Quarta-feira, 29 de Novembro de 2006
Os maus da fita
Não se nega que o Governo tem legitimidade para alterar a legislação e aumentar os impostos aos bancos. É uma decisão política.
Todos os filmes, peças de teatro e a maior parte dos livros têm um mau da fita. Esta personagem existe, entre outras razões, porque permite enfatizar o papel do “herói”, destacando a sua bondade, eloquência, generosidade, e sentido de justiça. Apenas as peças mais complexas, filosóficas, aqueles enredos que nos estimulam a pensar, se libertam de tão fácil muleta.
Se os romanos, políticos experientes e com uma sofisticada noção de estado e do poder, e embebidos pela influência de grandes oradores romanos e gregos sabiam manipular o povo, mais de 20 séculos volvidos podemos afirmar que essa tradição não se perdeu. Na verdade nos últimos 20 anos até desceu consideravelmente de nível, uma vez que os impropérios e difamações entre políticos se tornaram habituais, revelando as incapacidades e a falta de nível de quem as profere.

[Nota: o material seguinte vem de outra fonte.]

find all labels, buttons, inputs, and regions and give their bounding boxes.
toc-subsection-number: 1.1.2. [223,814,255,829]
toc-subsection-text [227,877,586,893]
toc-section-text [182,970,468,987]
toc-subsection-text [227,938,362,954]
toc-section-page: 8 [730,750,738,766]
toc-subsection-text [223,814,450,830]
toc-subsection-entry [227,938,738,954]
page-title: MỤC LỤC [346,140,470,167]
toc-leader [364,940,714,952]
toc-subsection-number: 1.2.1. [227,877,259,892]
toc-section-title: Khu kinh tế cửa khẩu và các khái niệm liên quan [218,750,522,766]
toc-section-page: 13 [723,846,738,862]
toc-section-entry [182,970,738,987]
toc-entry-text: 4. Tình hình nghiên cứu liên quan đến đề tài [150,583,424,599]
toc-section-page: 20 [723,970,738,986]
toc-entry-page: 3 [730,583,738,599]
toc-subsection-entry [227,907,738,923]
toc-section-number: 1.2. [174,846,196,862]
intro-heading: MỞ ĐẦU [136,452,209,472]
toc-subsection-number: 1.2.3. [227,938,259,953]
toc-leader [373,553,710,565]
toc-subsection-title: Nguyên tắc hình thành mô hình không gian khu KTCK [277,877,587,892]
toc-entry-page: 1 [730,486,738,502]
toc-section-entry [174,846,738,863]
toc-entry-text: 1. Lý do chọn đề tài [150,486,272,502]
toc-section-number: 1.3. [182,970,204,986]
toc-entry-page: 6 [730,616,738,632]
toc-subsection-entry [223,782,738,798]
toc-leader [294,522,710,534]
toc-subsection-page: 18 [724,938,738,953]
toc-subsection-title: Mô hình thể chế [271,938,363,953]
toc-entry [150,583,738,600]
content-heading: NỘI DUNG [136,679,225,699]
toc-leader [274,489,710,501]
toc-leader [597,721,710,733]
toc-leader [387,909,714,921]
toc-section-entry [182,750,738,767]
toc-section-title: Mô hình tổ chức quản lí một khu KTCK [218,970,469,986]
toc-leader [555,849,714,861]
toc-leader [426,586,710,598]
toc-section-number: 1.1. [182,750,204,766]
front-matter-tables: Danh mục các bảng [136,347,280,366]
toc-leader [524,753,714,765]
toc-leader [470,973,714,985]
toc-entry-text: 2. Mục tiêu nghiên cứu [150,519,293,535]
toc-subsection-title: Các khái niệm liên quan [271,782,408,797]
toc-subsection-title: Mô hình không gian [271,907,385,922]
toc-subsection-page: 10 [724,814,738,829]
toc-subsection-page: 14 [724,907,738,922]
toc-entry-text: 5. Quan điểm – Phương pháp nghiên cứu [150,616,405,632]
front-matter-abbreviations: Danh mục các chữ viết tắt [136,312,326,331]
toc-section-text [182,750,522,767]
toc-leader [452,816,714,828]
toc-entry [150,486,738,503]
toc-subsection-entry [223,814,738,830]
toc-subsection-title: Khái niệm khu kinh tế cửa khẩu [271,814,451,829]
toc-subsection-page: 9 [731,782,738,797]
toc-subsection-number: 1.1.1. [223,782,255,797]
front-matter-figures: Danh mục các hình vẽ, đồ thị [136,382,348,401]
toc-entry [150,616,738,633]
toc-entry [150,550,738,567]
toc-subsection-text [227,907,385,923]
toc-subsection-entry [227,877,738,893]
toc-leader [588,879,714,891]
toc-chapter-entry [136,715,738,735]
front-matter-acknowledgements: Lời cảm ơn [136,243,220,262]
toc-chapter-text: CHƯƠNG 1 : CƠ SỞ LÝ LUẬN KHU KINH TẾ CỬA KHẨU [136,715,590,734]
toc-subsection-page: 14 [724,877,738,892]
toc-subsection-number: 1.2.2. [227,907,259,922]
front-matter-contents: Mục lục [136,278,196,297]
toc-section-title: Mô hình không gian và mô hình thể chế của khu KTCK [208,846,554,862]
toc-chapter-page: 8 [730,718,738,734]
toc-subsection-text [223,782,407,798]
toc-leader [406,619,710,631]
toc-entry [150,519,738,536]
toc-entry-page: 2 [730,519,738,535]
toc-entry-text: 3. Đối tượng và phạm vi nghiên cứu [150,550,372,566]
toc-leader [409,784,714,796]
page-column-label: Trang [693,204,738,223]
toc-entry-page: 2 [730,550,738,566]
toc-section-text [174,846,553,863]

Mas o que é que tem tudo isto a ver com impostos?!... É simples. Portugal está a passar um dos períodos mais complexos da sua história económica. O despesismo e desbarato de recursos entre 1995 e 2005 destruíram o sempre delicado equilíbrio da economia. A despesa pública e a ineficiência do sector público, acrescida da falta de estratégia e de uma política de concorrência séria, exigem – agora – sacrifícios desproporcionados aos Portugueses e coragem política para efectuar grandes reformas da economia, algumas das quais, como a desejada e necessária reforma do sector público, essencial para a sustentabilidade do sistema.
O crédito que contraímos com o excesso de despesa nesses anos, tem agora que ser pago. E numa “democracia”, esse crédito é pago através dos impostos. Estes estão permanentemente a subir, reduzindo o rendimento disponível dos cidadãos e levando muitas empresas a abandonar Portugal ou a fechar. No meio deste aumento de impostos, nada melhor do que atirar pão e circo para os “olhos” do povo, para que este não se revolte e seja apaziguado pelo espectáculo. E que melhores vitimas senão os bancos!??
A tradição cristã considerou até há poucos anos e ao longo de 2000 anos de história, a usura como um pecado, algo de sujo. O marxismo e o socialismo em geral, demonizou o lucro. A inveja, tão bem descrita no livro de Sampaio Bruno “ A geração nova”, torna os bancos o bode expiatório perfeito das frustrações de 7 anos de recessão/estagnação e descida do nível de vida dos Portugueses.
Na verdade, os bancos pagam impostos. Pagam IRC às taxas normais do resto da Europa, IVA não dedutível, Imposto de Selo etc.. A chamada taxa efectiva de tributação é, por vezes, um pouco mais baixa que nos outros sectores uma vez que a banca é mais internacional e recebe dividendos ou mais valias de operações já sujeitas a impostos noutros países.
Não se nega que o Governo tem legitimidade para alterar a legislação e aumentar os impostos aos bancos. É uma decisão política, como a de aumentar impostos para outros sectores de actividade, que tem sido uma constante nestes últimos anos. As normas internacionais de contabilidade (vulgo NIC) e o novo regime de provisões previsto na Proposta de Orçamento de Estado para o ano de 2007 vão certamente fazê-lo.
O que o Governo não tem é legitimidade para utilizar os bancos e para esconder dos olhos do povo os aumentos de impostos para 2007. Os fins não justificam os meios numa sociedade democrática. Se os bancos fazem ou encobrem actos ilegais a administração fiscal e as entidades supervisoras têm o direito e o dever de fiscalizar e sancionar essas condutas. Contudo, não se fazem julgamentos nem se condenam pessoas ou instituições na praça pública.
Acresce que, todo este espectáculo, todo este circo, pode fragilizar os bancos Portugueses, tornando-os por um lado presas mais fáceis para um ‘take-over’ de um banco estrangeiro e, por outro lado, pode originar a um aumento do preço do crédito para os bancos no mercado internacional, que seria pago por todos nós pessoas e empresas que se financiam nos mesmos.
Espera-se, para o bem do país, que o bom senso prevaleça sobre a demagogia política fácil.